Als DSO-Kollegen im Herbst 2011 intern gegen die illegale Entnahmepraxis protestierten, positionierte sich Kirste aufseiten seines einstigen Ziehvaters Haverich von der MHH: Es handele sich nicht um eine Gesetzesübertretung, so Kirste damals, sondern um eine „Übergangszeit“, die der MHH zugestanden worden sei. Und, so steht es in einem DSO-Sitzungsprotokoll vom 10. November 2011: „Der Vorstand übernimmt für diese Vorgehensweise die Verantwortung und verweist darauf, dass die Überwachungskommission, die Ständige Kommission Organtransplantation der Bundesärztekammer und das Bundesministerium für Gesundheit über diese Sachlage informiert wurden.“
Doch nach Angaben des Niedersächsischen Zweckverbands konnte von einer Übergangszeit keine Rede sein. Die MHH habe die Problematik im Juni 2011 angezeigt. Neun Monate später, im März 2012, habe die Approbation erteilt werden können. In der Zwischenzeit jedoch habe die Berufserlaubnis ausschließlich für die MHH gegolten. Für den DSO-Vorstand Kirste zeugen derlei Details von Kleingeist: „Ich habe doch dafür gesorgt, dass diese Ärzte inzwischen legal arbeiten dürfen! Wo ist das Problem?“
Kein grober ethischer Verstoß?
Warum aber schritt keines der DSO-Kontrollgremien ein? Das Bundesgesundheitsministerium reagiert überrascht: „Die DSO hat im Herbst 2011 lediglich eine sehr abstrakte Anfrage zu den Reichweiten von Berufserlaubnissen gestellt“, sagt eine Sprecherin. Dass offenbar ein konkretes Problem vorlag, sei nicht erwähnt worden.
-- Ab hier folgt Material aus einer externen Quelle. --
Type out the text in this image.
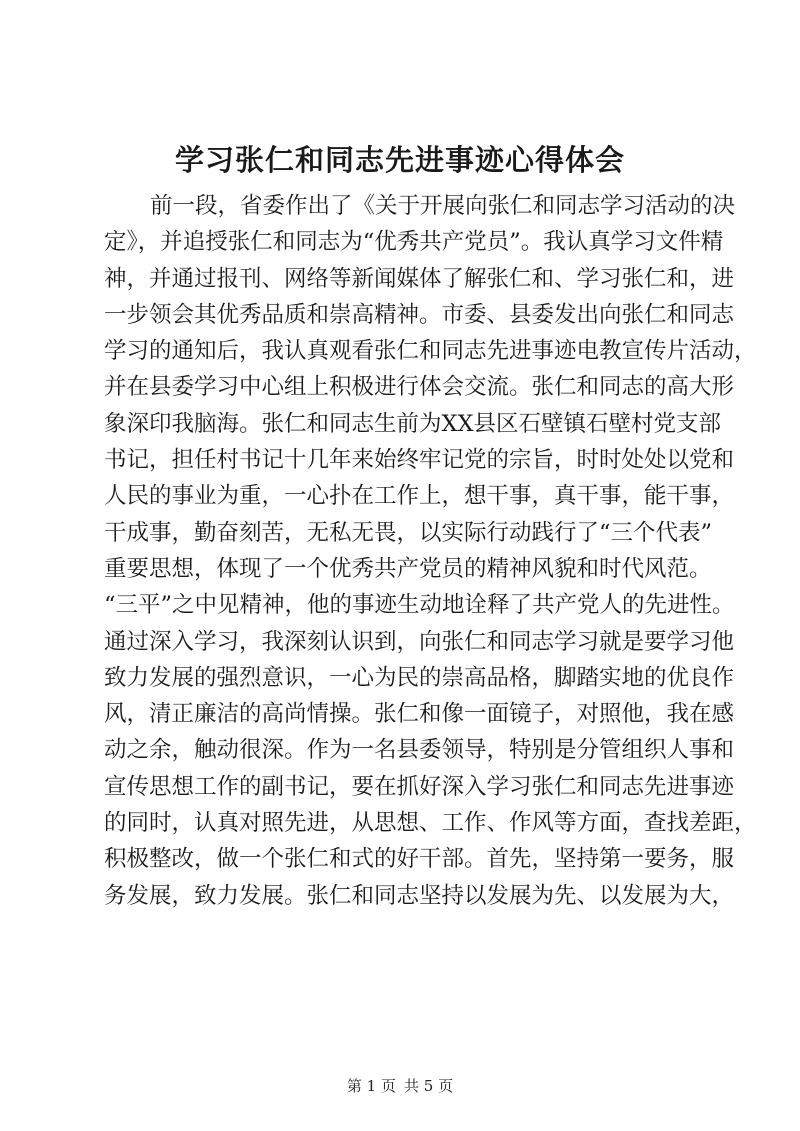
学习张仁和同志先进事迹心得体会
前一段，省委作出了《关于开展向张仁和同志学习活动的决
定》，并追授张仁和同志为“优秀共产党员”。我认真学习文件精
神，并通过报刊、网络等新闻媒体了解张仁和、学习张仁和，进
一步领会其优秀品质和崇高精神。市委、县委发出向张仁和同志
学习的通知后，我认真观看张仁和同志先进事迹电教宣传片活动，
并在县委学习中心组上积极进行体会交流。张仁和同志的高大形
象深印我脑海。张仁和同志生前为XX县区石壁镇石壁村党支部
书记，担任村书记十几年来始终牢记党的宗旨，时时处处以党和
人民的事业为重，一心扑在工作上，想干事，真干事，能干事，
干成事，勤奋刻苦，无私无畏，以实际行动践行了“三个代表”
重要思想，体现了一个优秀共产党员的精神风貌和时代风范。
“三平”之中见精神，他的事迹生动地诠释了共产党人的先进性。
通过深入学习，我深刻认识到，向张仁和同志学习就是要学习他
致力发展的强烈意识，一心为民的崇高品格，脚踏实地的优良作
风，清正廉洁的高尚情操。张仁和像一面镜子，对照他，我在感
动之余，触动很深。作为一名县委领导，特别是分管组织人事和
宣传思想工作的副书记，要在抓好深入学习张仁和同志先进事迹
的同时，认真对照先进，从思想、工作、作风等方面，查找差距，
积极整改，做一个张仁和式的好干部。首先，坚持第一要务，服
务发展，致力发展。张仁和同志坚持以发展为先、以发展为大，
第 1 页 共 5 页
Auch der Vorsitzende des DSO-Stiftungsrats, Wolf Otto Bechstein, behauptet, nicht gewusst zu haben, dass Kirste den Einsatz der Ärzte billigte. Doch selbst wenn dies so sei – einen groben ethischen Verstoß mag Bechstein nicht erkennen: „Nach meinem Verständnis ist es so: Es handelt sich nicht um lebende Patienten, denen Organe entnommen werden, sondern um hirntote Spender.“
Bleibt die Ständige Kommission Organspende der Bundesärztekammer (StäKO). Deren Vorsitzender, Hans Lilie, ist Professor für Strafrecht an der Universität Halle und auf juristische Fragen aus dem Bereich der Bioethik spezialisiert. Lilie zog es vor, wegzuschauen. Zwar sei auch ihm im Herbst 2011 der umstrittene Einsatz berichtet worden, räumt er in einem Schreiben an die taz ein. Aber: „Die Fälle unterliegen nicht der Zuständigkeit der StäKO.“
Gleichwohl schließe er, Lilie, sich der Auffassung der Ärztekammer Niedersachsen an, die für den konkreten Fall beschieden habe: „Aus rechtlichen Gründen ist es nicht möglich, dass Ärzte, die über eine (niedersächsische) Berufserlaubnis verfügen, in anderen Bundesländern Organe explantieren können.“ Weshalb er trotz dieses Wissens weder Kirste noch Bechstein zum Einschreiten drängte, bleibt Lilies Geheimnis. Dabei wäre dies sogar diskret auf dem kleinen Dienstweg möglich gewesen: Kirste wie Bechstein sind Mitglieder in Lilies StäKO.